Michael Nathanson: Thank you both.
Operator: Our next question comes from a line of Jason Helfstein with Oppenheimer.
Jason Helfstein: Thanks. Two questions. Sorry, there was an echo. One, how much further does the company plan to go with DSP integrations? I think you called out over 30 in the letter. Are you fully deployed with the major DSPs and agency trading desks? Just maybe help us understand what inning. And then second question, Dan, can you give us your philosophy for guidance? Like what’s a reasonable kind of upside-downside range, even if no number, just philosophically? I think just that would help investors kind of better set expectations. Thank you.
Anthony Wood: Hey, Jason, this is Anthony. We’re making great progress with third-party DSPs, but it’s still early in sort of our journey there in tapping into that demand source, but I’ll let Charlie talk about it more.
Charlie Collier: Thanks. Thanks, Jason. We are seeing meaningful success with our early efforts to scale third-party DSPs. We’ve broadened our relationships with a full spectrum of not just third-party DSPs, but also third-party supply and demand partners. As you noted, we’re there with over 30 programmatic partners, both big and small, to answer your question. And we’re spending — we’re seeing them spend on the Roku platform through automated third-party demand sources and also, obviously, directly with us. And that grew meaningfully year-over-year in the third quarter. A lot of it has to do with a concerted effort to meet marketers where they wish to transact. And that’s been successful. It allows us to diversify demand and to demonstrate the full power and breadth of Roku’s capabilities, really no matter how an investment in Roku is transacted.

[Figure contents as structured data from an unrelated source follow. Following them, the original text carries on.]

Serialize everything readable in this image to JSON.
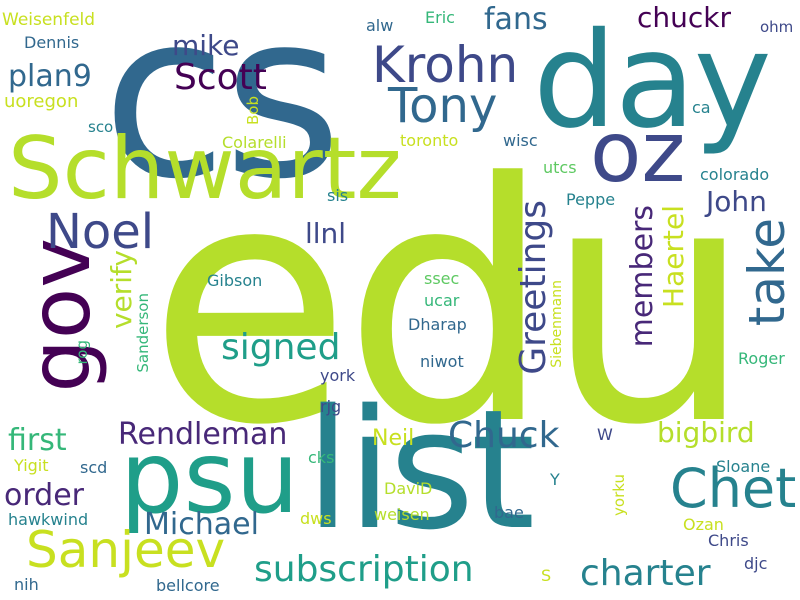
{
  "palette": {
    "lime": "#b5de2b",
    "yellow_green": "#c8e020",
    "light_green": "#5ec962",
    "green": "#35b779",
    "teal_green": "#1f9e89",
    "teal": "#26828e",
    "steel_blue": "#31688e",
    "blue_slate": "#3e4989",
    "indigo": "#482878",
    "dark_purple": "#440154"
  },
  "words": [
    {
      "text": "edu",
      "color": "#b5de2b",
      "vertical": false
    },
    {
      "text": "cs",
      "color": "#31688e",
      "vertical": false
    },
    {
      "text": "day",
      "color": "#26828e",
      "vertical": false
    },
    {
      "text": "list",
      "color": "#26828e",
      "vertical": false
    },
    {
      "text": "Schwartz",
      "color": "#b5de2b",
      "vertical": false
    },
    {
      "text": "psu",
      "color": "#1f9e89",
      "vertical": false
    },
    {
      "text": "oz",
      "color": "#3e4989",
      "vertical": false
    },
    {
      "text": "gov",
      "color": "#440154",
      "vertical": true
    },
    {
      "text": "Tony",
      "color": "#31688e",
      "vertical": false
    },
    {
      "text": "Krohn",
      "color": "#3e4989",
      "vertical": false
    },
    {
      "text": "Chet",
      "color": "#26828e",
      "vertical": false
    },
    {
      "text": "Sanjeev",
      "color": "#c8e020",
      "vertical": false
    },
    {
      "text": "take",
      "color": "#31688e",
      "vertical": true
    },
    {
      "text": "Noel",
      "color": "#3e4989",
      "vertical": false
    },
    {
      "text": "Greetings",
      "color": "#3e4989",
      "vertical": true
    },
    {
      "text": "subscription",
      "color": "#1f9e89",
      "vertical": false
    },
    {
      "text": "Scott",
      "color": "#440154",
      "vertical": false
    },
    {
      "text": "signed",
      "color": "#1f9e89",
      "vertical": false
    },
    {
      "text": "Chuck",
      "color": "#31688e",
      "vertical": false
    },
    {
      "text": "charter",
      "color": "#26828e",
      "vertical": false
    },
    {
      "text": "Michael",
      "color": "#31688e",
      "vertical": false
    },
    {
      "text": "Rendleman",
      "color": "#482878",
      "vertical": false
    },
    {
      "text": "plan9",
      "color": "#31688e",
      "vertical": false
    },
    {
      "text": "fans",
      "color": "#31688e",
      "vertical": false
    },
    {
      "text": "members",
      "color": "#482878",
      "vertical": true
    },
    {
      "text": "order",
      "color": "#482878",
      "vertical": false
    },
    {
      "text": "first",
      "color": "#35b779",
      "vertical": false
    },
    {
      "text": "verify",
      "color": "#b5de2b",
      "vertical": true
    },
    {
      "text": "Haertel",
      "color": "#c8e020",
      "vertical": true
    },
    {
      "text": "mike",
      "color": "#3e4989",
      "vertical": false
    },
    {
      "text": "chuckr",
      "color": "#440154",
      "vertical": false
    },
    {
      "text": "John",
      "color": "#3e4989",
      "vertical": false
    },
    {
      "text": "bigbird",
      "color": "#b5de2b",
      "vertical": false
    },
    {
      "text": "llnl",
      "color": "#3e4989",
      "vertical": false
    },
    {
      "text": "Neil",
      "color": "#c8e020",
      "vertical": false
    },
    {
      "text": "uoregon",
      "color": "#c8e020",
      "vertical": false
    },
    {
      "text": "Weisenfeld",
      "color": "#c8e020",
      "vertical": false
    },
    {
      "text": "Dennis",
      "color": "#31688e",
      "vertical": false
    },
    {
      "text": "alw",
      "color": "#31688e",
      "vertical": false
    },
    {
      "text": "Eric",
      "color": "#35b779",
      "vertical": false
    },
    {
      "text": "ohm",
      "color": "#3e4989",
      "vertical": false
    },
    {
      "text": "sco",
      "color": "#26828e",
      "vertical": false
    },
    {
      "text": "Bob",
      "color": "#c8e020",
      "vertical": true
    },
    {
      "text": "Colarelli",
      "color": "#b5de2b",
      "vertical": false
    },
    {
      "text": "toronto",
      "color": "#c8e020",
      "vertical": false
    },
    {
      "text": "wisc",
      "color": "#31688e",
      "vertical": false
    },
    {
      "text": "ca",
      "color": "#26828e",
      "vertical": false
    },
    {
      "text": "utcs",
      "color": "#5ec962",
      "vertical": false
    },
    {
      "text": "colorado",
      "color": "#26828e",
      "vertical": false
    },
    {
      "text": "sis",
      "color": "#26828e",
      "vertical": false
    },
    {
      "text": "Peppe",
      "color": "#26828e",
      "vertical": false
    },
    {
      "text": "Gibson",
      "color": "#26828e",
      "vertical": false
    },
    {
      "text": "ssec",
      "color": "#5ec962",
      "vertical": false
    },
    {
      "text": "ucar",
      "color": "#35b779",
      "vertical": false
    },
    {
      "text": "Siebenmann",
      "color": "#c8e020",
      "vertical": true
    },
    {
      "text": "Sanderson",
      "color": "#35b779",
      "vertical": true
    },
    {
      "text": "rog",
      "color": "#35b779",
      "vertical": true
    },
    {
      "text": "Dharap",
      "color": "#31688e",
      "vertical": false
    },
    {
      "text": "niwot",
      "color": "#31688e",
      "vertical": false
    },
    {
      "text": "Roger",
      "color": "#35b779",
      "vertical": false
    },
    {
      "text": "york",
      "color": "#3e4989",
      "vertical": false
    },
    {
      "text": "rjg",
      "color": "#3e4989",
      "vertical": false
    },
    {
      "text": "W",
      "color": "#3e4989",
      "vertical": false
    },
    {
      "text": "Yigit",
      "color": "#c8e020",
      "vertical": false
    },
    {
      "text": "scd",
      "color": "#31688e",
      "vertical": false
    },
    {
      "text": "cks",
      "color": "#35b779",
      "vertical": false
    },
    {
      "text": "Y",
      "color": "#26828e",
      "vertical": false
    },
    {
      "text": "Sloane",
      "color": "#26828e",
      "vertical": false
    },
    {
      "text": "DaviD",
      "color": "#b5de2b",
      "vertical": false
    },
    {
      "text": "yorku",
      "color": "#c8e020",
      "vertical": true
    },
    {
      "text": "hawkwind",
      "color": "#26828e",
      "vertical": false
    },
    {
      "text": "dws",
      "color": "#c8e020",
      "vertical": false
    },
    {
      "text": "weisen",
      "color": "#b5de2b",
      "vertical": false
    },
    {
      "text": "bae",
      "color": "#31688e",
      "vertical": false
    },
    {
      "text": "Ozan",
      "color": "#c8e020",
      "vertical": false
    },
    {
      "text": "Chris",
      "color": "#3e4989",
      "vertical": false
    },
    {
      "text": "djc",
      "color": "#3e4989",
      "vertical": false
    },
    {
      "text": "nih",
      "color": "#31688e",
      "vertical": false
    },
    {
      "text": "bellcore",
      "color": "#31688e",
      "vertical": false
    },
    {
      "text": "S",
      "color": "#c8e020",
      "vertical": false
    }
  ]
}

And it also has allowed us to be a really flexible partner in multiple ways across the markets we serve. So, the initial results prove the benefits of the strategy. And beyond just growing revenue, the feedback has been terrific. And we’re often called our partner’s most productive supplier of CTV impressions. And as Anthony said, the good news is these are still early days. I should say there’s no silver bullet. The programmatic market faces the same overall macro challenges as other marketplaces, including categories like insurance that are not back as robustly as several other categories. Overall, though, our embrace of third-party partners of all kinds continues, and the results should continue to be positive. We work sort of client by client to set up the best ways to build their businesses and to prove the unique value of Roku.
I do want to note, I sort of say this every quarter, but it’s important, much of our unique first-party and ACR data along with our specialized ad products, our original programming, and many of the unique elements of the Roku UI, which deliver at a scale that few others can offer. I mean, these features will continue to remain accessible only through Roku. And this diversity of market-facing options that allows us to manage both demand diversification in the one hand and then product and pricing distinction on the other.